Median new home prices fell 0.6 per cent in August and are down now in each of the past three months and in four of the past five. Nearly five million homes and condos are listed for sale, double what was typical of the housing boom years. Two million of the housing units for sale are sitting empty, while another 3.7 million vacant units are being held off the market for unspecified reasons.

Given this massive overhang of inventory, U.S. home prices are likely to decline at least another 10 per cent from current levels. The reality is that the excess supply of homes is bigger now than it was at the depths of the real estate collapse two years ago.

The U.S. midterm elections will change everything: There seems to be tremendous enthusiasm that the U.S. congressional elections on Nov. 2will unleash dramatic political change.
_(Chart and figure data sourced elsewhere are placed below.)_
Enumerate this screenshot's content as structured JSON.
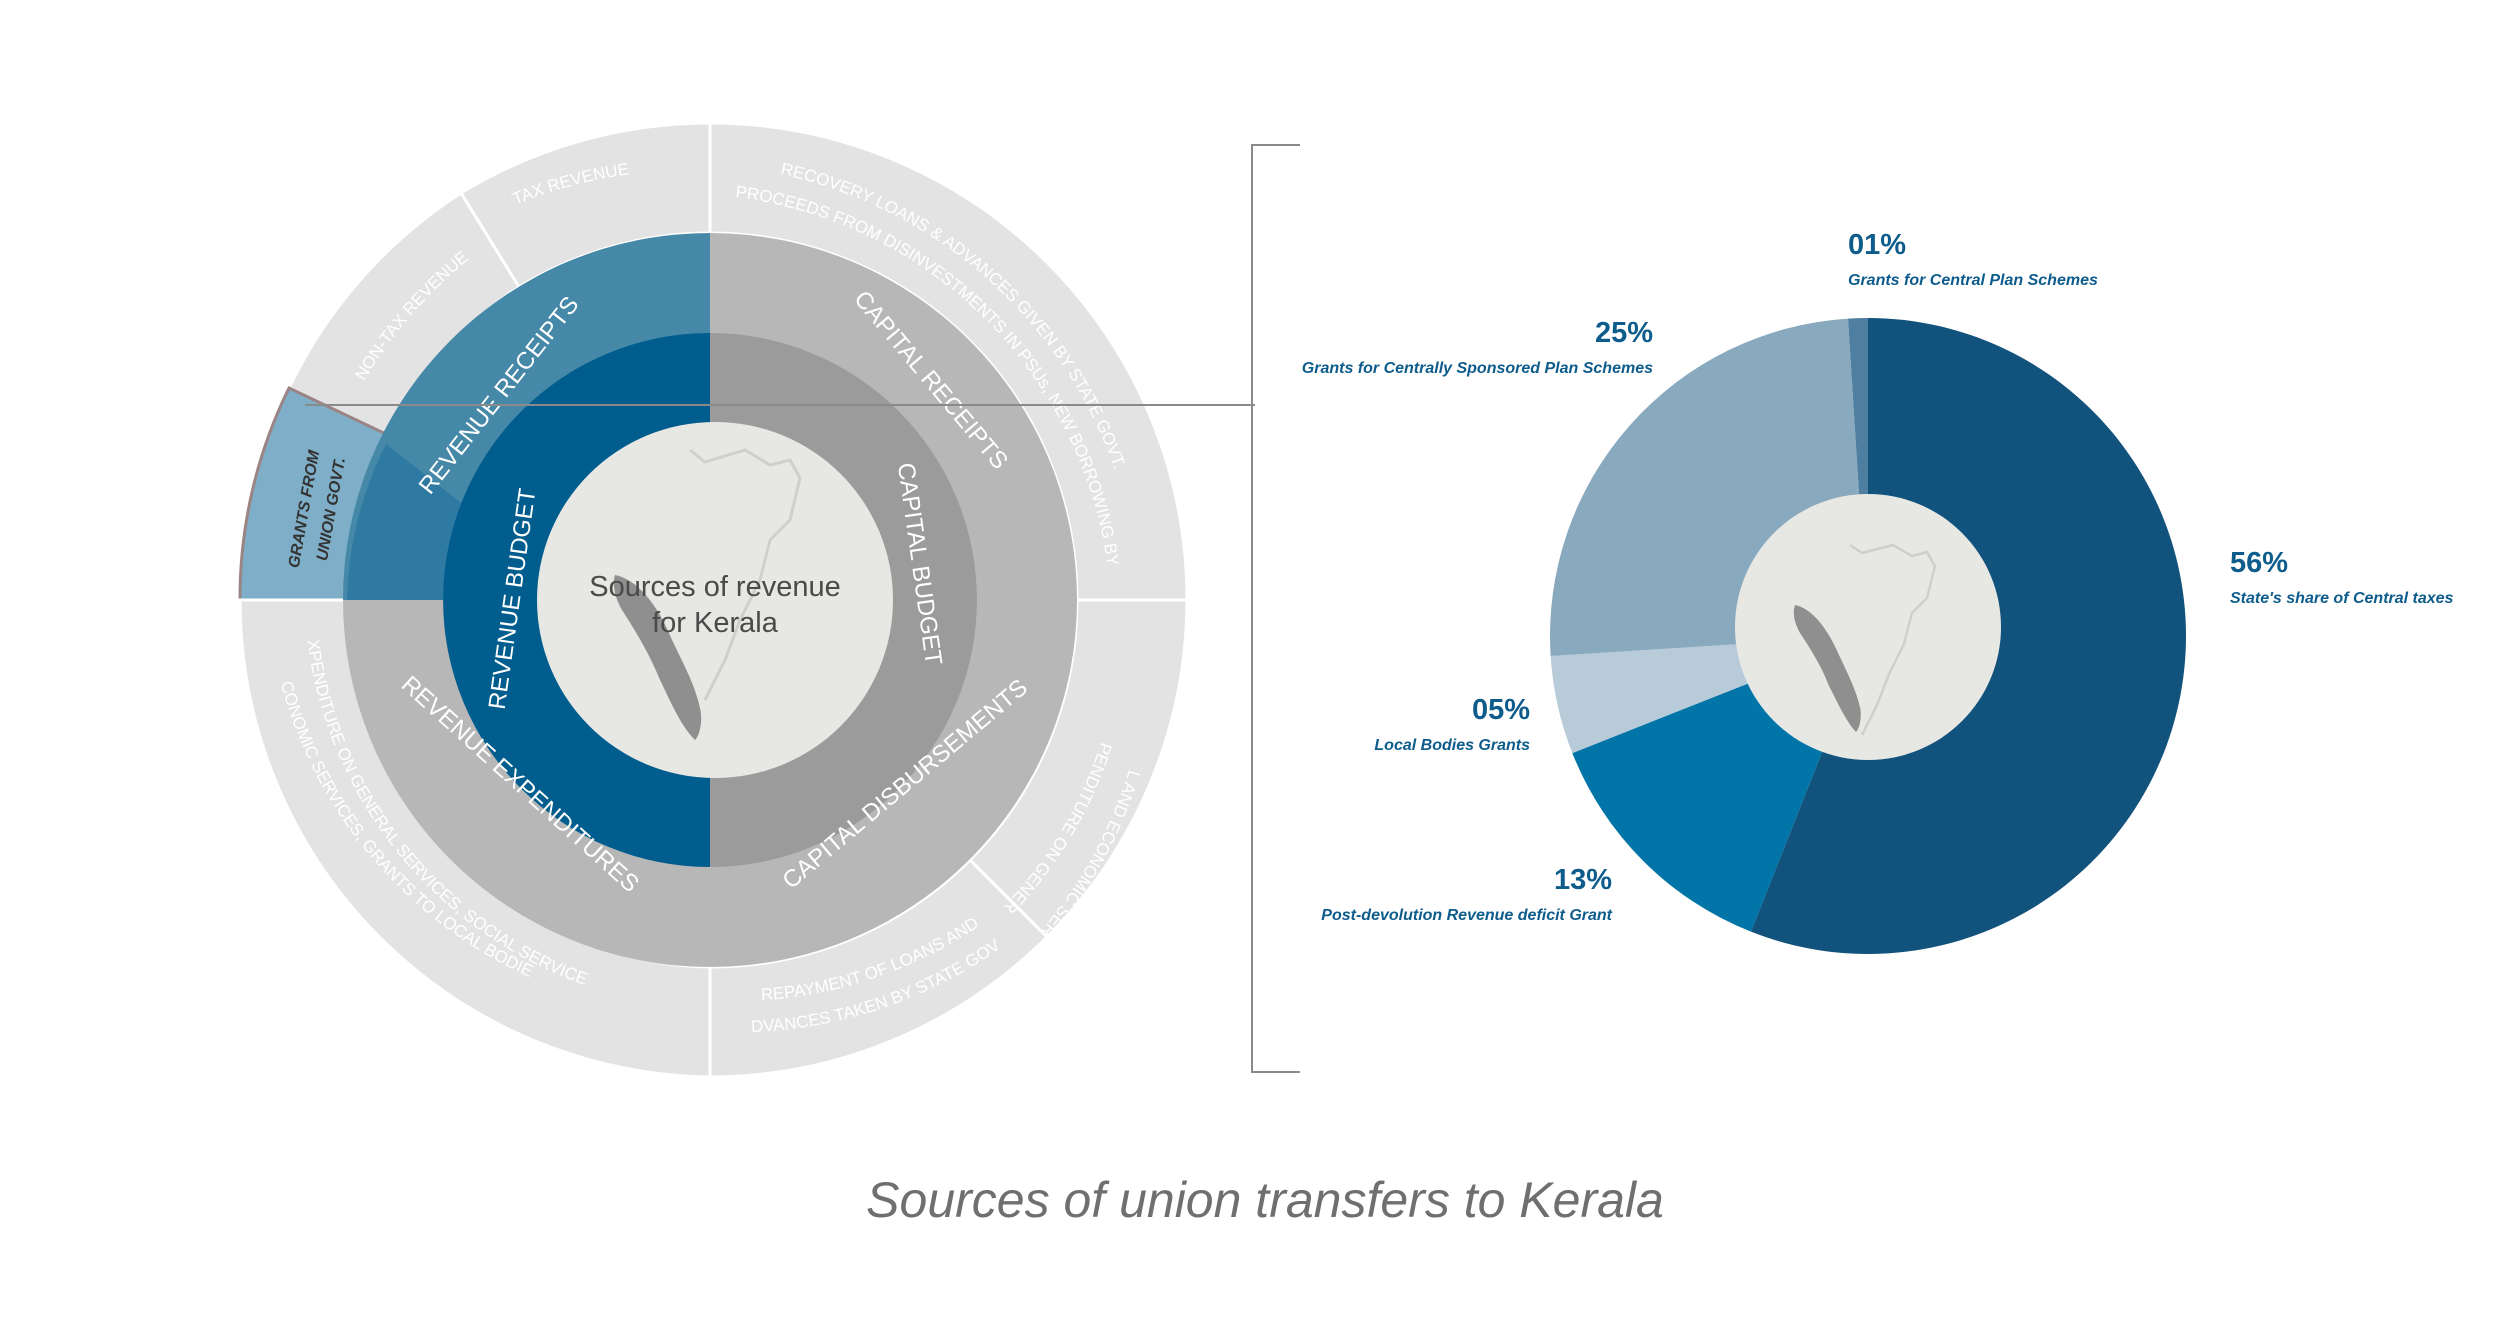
{
  "caption": "Sources of union transfers to Kerala",
  "sunburst": {
    "center_label": [
      "Sources of revenue",
      "for Kerala"
    ],
    "inner_ring": [
      {
        "label": "REVENUE  BUDGET",
        "color": "#005d8d"
      },
      {
        "label": "CAPITAL  BUDGET",
        "color": "#9b9b9b"
      }
    ],
    "middle_ring": [
      {
        "label": "REVENUE RECEIPTS",
        "color": "#4588a7"
      },
      {
        "label": "CAPITAL RECEIPTS",
        "color": "#b7b7b7"
      },
      {
        "label": "CAPITAL  DISBURSEMENTS",
        "color": "#b7b7b7"
      },
      {
        "label": "REVENUE  EXPENDITURES",
        "color": "#b7b7b7"
      }
    ],
    "outer_ring": [
      {
        "label": "TAX REVENUE",
        "color": "#e3e3e3"
      },
      {
        "label": "NON-TAX REVENUE",
        "color": "#e3e3e3"
      },
      {
        "label": [
          "GRANTS FROM",
          "UNION GOVT."
        ],
        "color": "#7fafc8"
      },
      {
        "label": [
          "RECOVERY LOANS & ADVANCES GIVEN BY STATE GOVT.",
          "PROCEEDS FROM DISINVESTMENTS IN PSUs, NEW BORROWING BY GOVT."
        ],
        "color": "#e3e3e3"
      },
      {
        "label": [
          "EXPENDITURE ON GENERAL",
          "SOCIAL AND ECONOMIC SERVICES"
        ],
        "color": "#e3e3e3"
      },
      {
        "label": [
          "REPAYMENT OF LOANS AND",
          "ADVANCES TAKEN BY STATE GOVT."
        ],
        "color": "#e3e3e3"
      },
      {
        "label": [
          "EXPENDITURE ON GENERAL SERVICES, SOCIAL SERVICES,",
          "ECONOMIC SERVICES, GRANTS TO LOCAL BODIES"
        ],
        "color": "#e3e3e3"
      }
    ],
    "highlight_color": "#2e7aa3"
  },
  "chart_data": {
    "type": "pie",
    "slices": [
      {
        "name": "State's share of Central taxes",
        "value": 56,
        "value_label": "56%",
        "color": "#12537d"
      },
      {
        "name": "Post-devolution Revenue deficit Grant",
        "value": 13,
        "value_label": "13%",
        "color": "#0174a8"
      },
      {
        "name": "Local Bodies Grants",
        "value": 5,
        "value_label": "05%",
        "color": "#b7cbd8"
      },
      {
        "name": "Grants for Centrally Sponsored Plan Schemes",
        "value": 25,
        "value_label": "25%",
        "color": "#89a9be"
      },
      {
        "name": "Grants for Central Plan Schemes",
        "value": 1,
        "value_label": "01%",
        "color": "#4f7fa0"
      }
    ]
  },
  "colors": {
    "label_blue": "#0d5c8c",
    "center_fill": "#e7e7e4",
    "map_fill": "#8f8f8f",
    "divider": "#8a8a8a"
  }
}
These hopes are greatly exaggerated.

First, while it is a no-brainer that Republicans will make gains, it is still not clear that the GOP will take control of the House of Representatives, let alone the Senate. Second, it’s anyone’s guess how U.S. President Barack Obama will respond, even if the Republicans do win control. He could choose to be conciliatory or he could adopt a more aggressive stance, leading to political gridlock.

A presidential election is still two years away. And it is going to take time for any leader to expunge the lingering effects of the credit bubble. Ronald Reagan was a transformational figure, but the equity market did not end its secular bear phase for a good two years after the Gipper won his first election.

QE2 is coming, and it will work: Investors are pinning hopes on another round of quantitative easing by the U.S. Federal Reserve Board. With quantitative easing, the central bank would create money and use it to buy securities – probably 10-year U.S. Treasuries – just as it did last year.

The point of quantitative easing is to drive up prices on those securities and drive down yields and interest rates, which move in the opposite direction to prices. Lower interest rates would help the economy and the stock market, or so the theory goes.

But there is dissent at the Fed over another round of quantitative easing. While some of the presidents of regional Federal Reserve Banks have voiced support for the policy, others, such as Richard Fisher of the Federal Reserve Bank of Dallas and Thomas Hoenig of the Federal Reserve Bank of Kansas City, are skeptical.

In other words, a second round of quantitative easing – QE2, as it’s called – is far from a done deal. Even if it does occur, it’s not clear what it would accomplish. It might reduce the yield on 10-year Treasuries by another 50 to 75 basis points (a basis point is one hundredth of a percentage point). Yet the 10-year yield has already fallen nearly 300 basis points over the past couple of years with little result.